Voynich Reconsidered: Adriano Cappelli and the Exon Domesday

In Voynich Reconsidered (Schiffer Books, 2024), I devoted a chapter to the idea of Latin as a precursor language of the Voynich manuscript, with a particular focus on abbreviated Latin as written in the fifteenth century. I drew upon Adriano Cappelli’s Lexicon Abbreviaturarum (Ulrico Hoepli, 1929), which reproduces thousands of examples of the abbreviation symbols used in medieval documents in both Latin and Italian. I have continued to explore the hypothesis that the Voynich scribes worked with documents in abbreviated Latin.

Lexicon Abbreviaturarum
The cover of Adriano Cappelli's "Lexicon Abbreviaturarum", third edition, published by Hoepli in 1929. Image credit: Ulrico Hoepli. Inset is a portrait of Cappelli (author unknown).

In my imagining of the Voynich workplace, I feel that if the Voynich producer had instructed the scribes to work from abbreviated Latin, he or she would have told them to transcribe the abbreviations as written: not to expand them. I do not imagine the scribes as authors or content creators; and I believe that the producer’s instructions had to be sufficiently simple that the scribes could complete the project with minimal supervision.

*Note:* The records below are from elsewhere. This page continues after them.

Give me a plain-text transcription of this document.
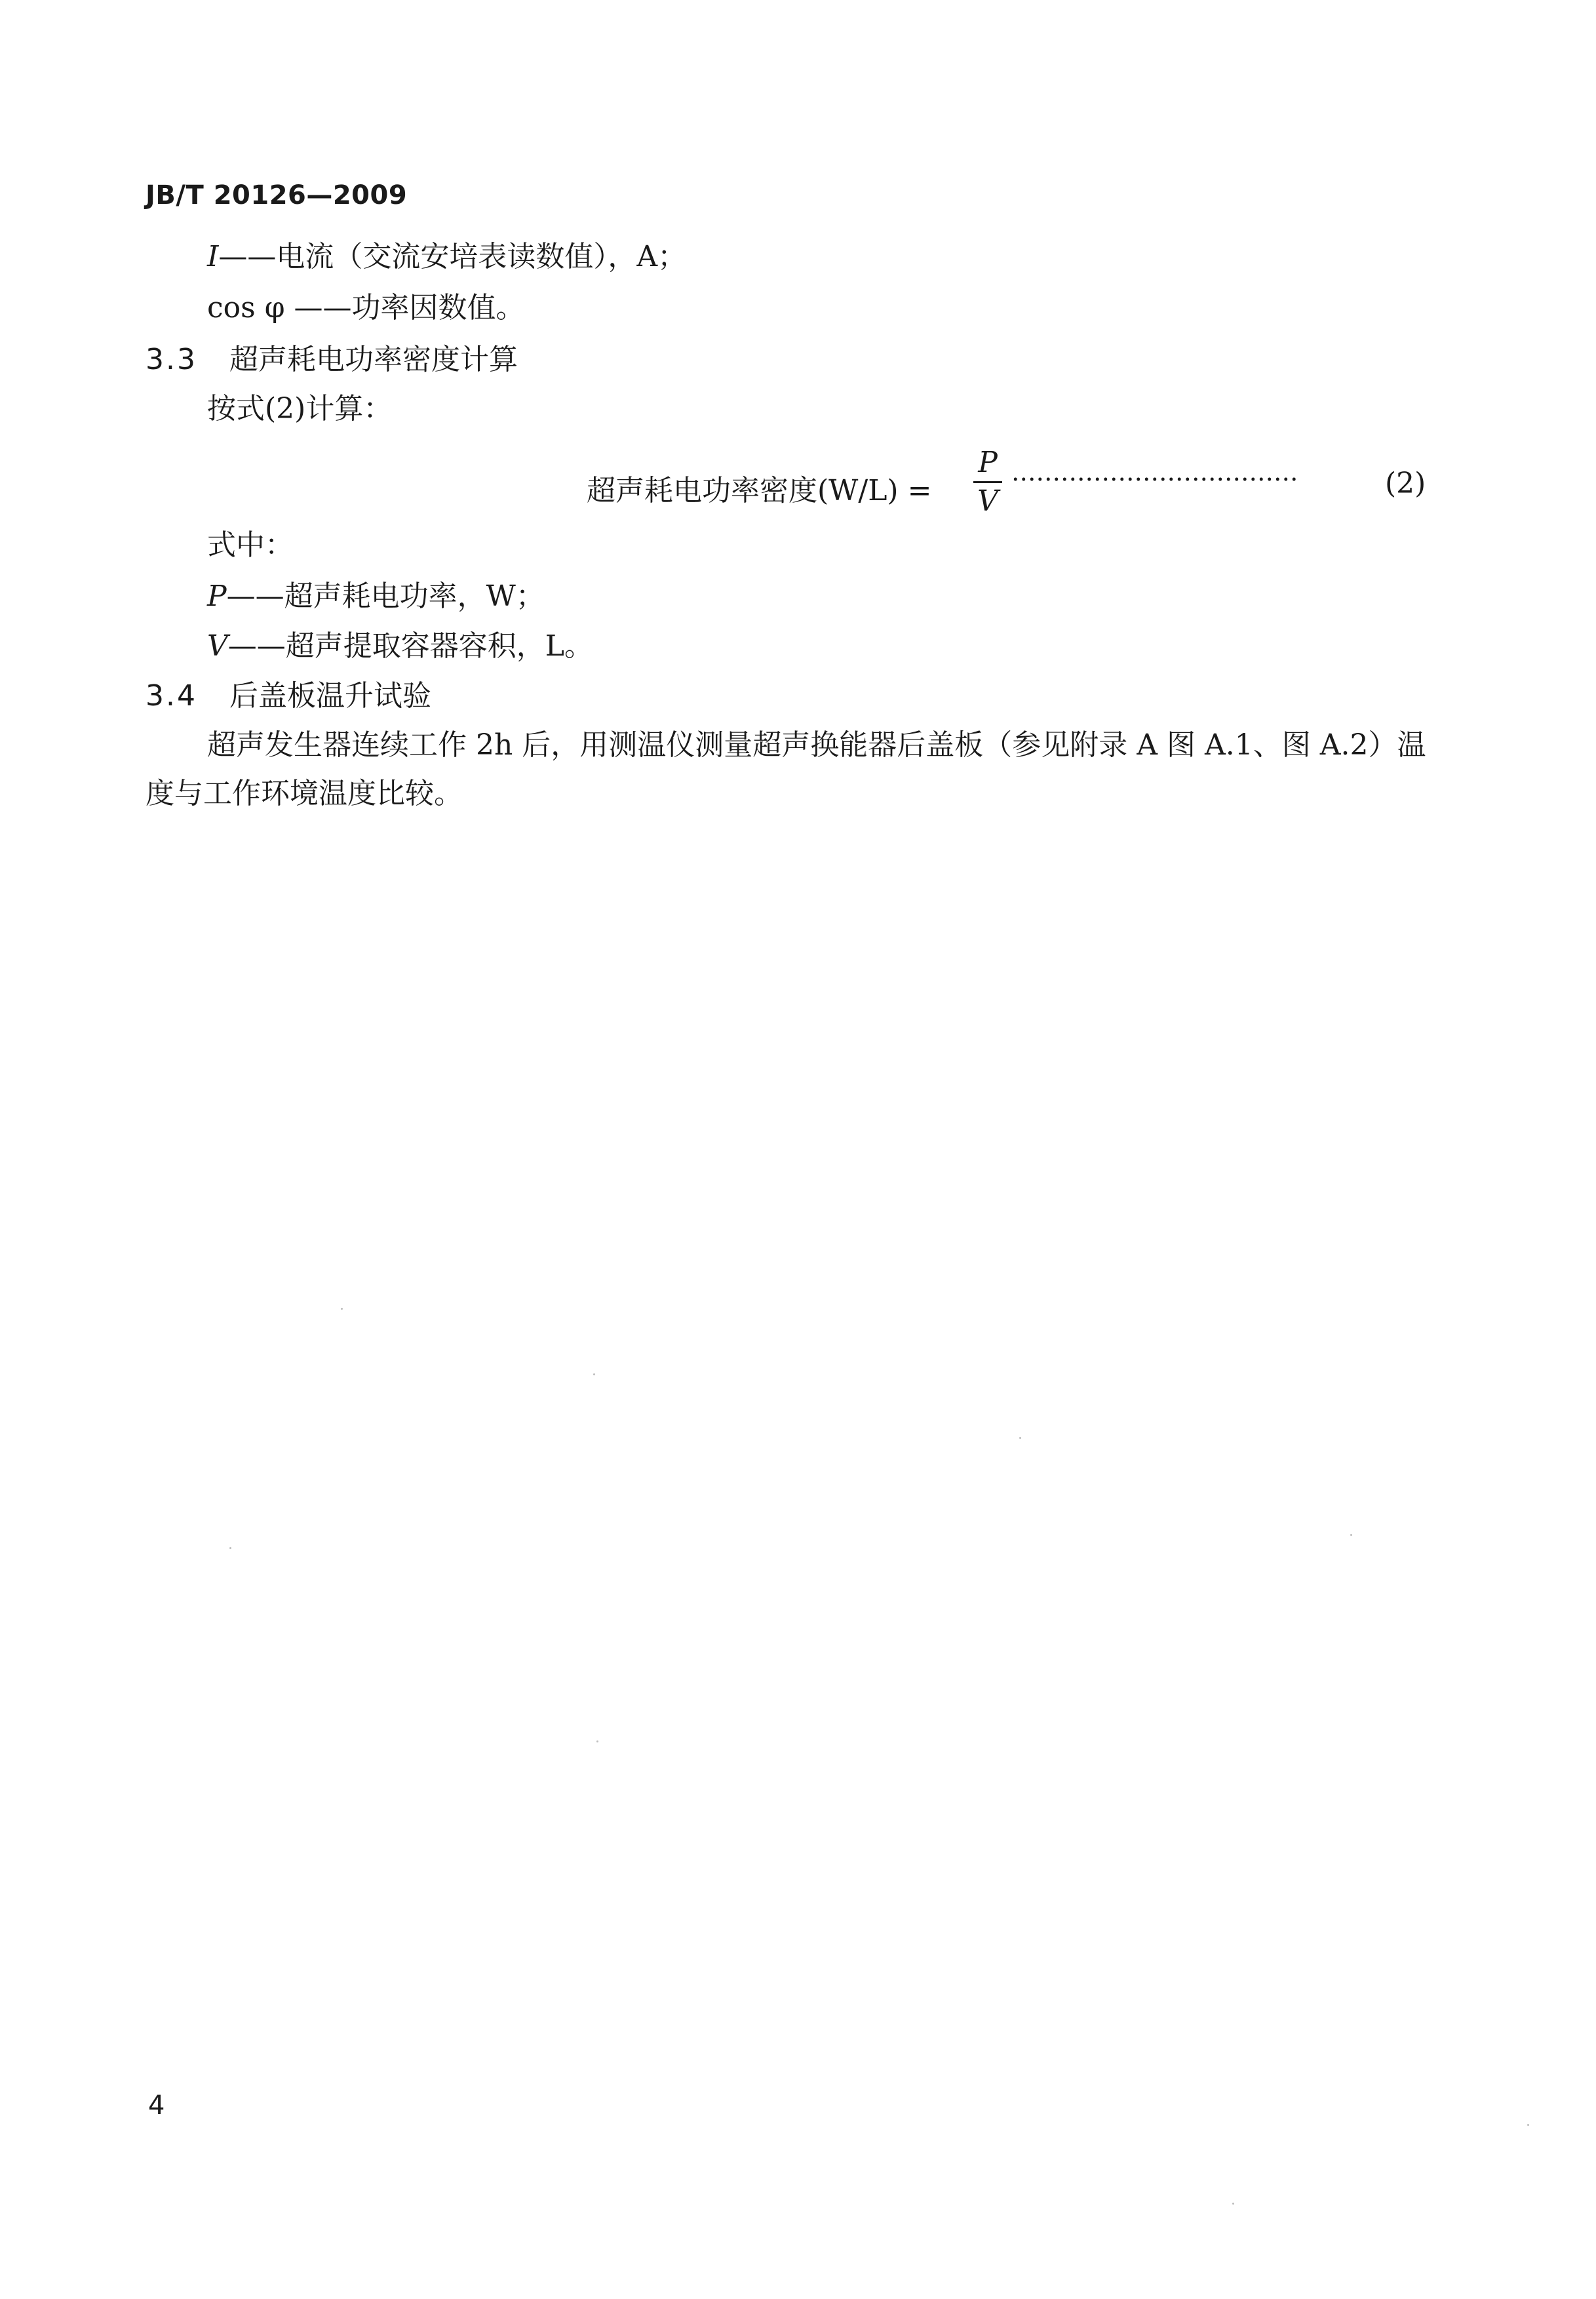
JB/T 20126—2009
I——电流（交流安培表读数值），A；
cos φ ——功率因数值。
3.3 超声耗电功率密度计算
按式(2)计算：
超声耗电功率密度(W/L) =
P
V
(2)
式中：
P——超声耗电功率，W；
V——超声提取容器容积，L。
3.4 后盖板温升试验
超声发生器连续工作 2h 后，用测温仪测量超声换能器后盖板（参见附录 A 图 A.1、图 A.2）温度与工作环境温度比较。
4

These assumptions (and they are no more than that) would help explain phenomena such as the Voynich glyph {9}, which is ubiquitous as the initial or final glyph of a Voynich “word”. As Cappelli demonstrated, a symbol resembling a 9 was used pervasively in medieval manuscripts to represent a wide range of prefixes and suffixes. In fact, in Lexicon Abbreviaturarum he included an eighteen-page section titled “Abbreviature comincianti coi segni 9 o Ↄ” (“Abbreviations beginning with the signs 9 or Ↄ”).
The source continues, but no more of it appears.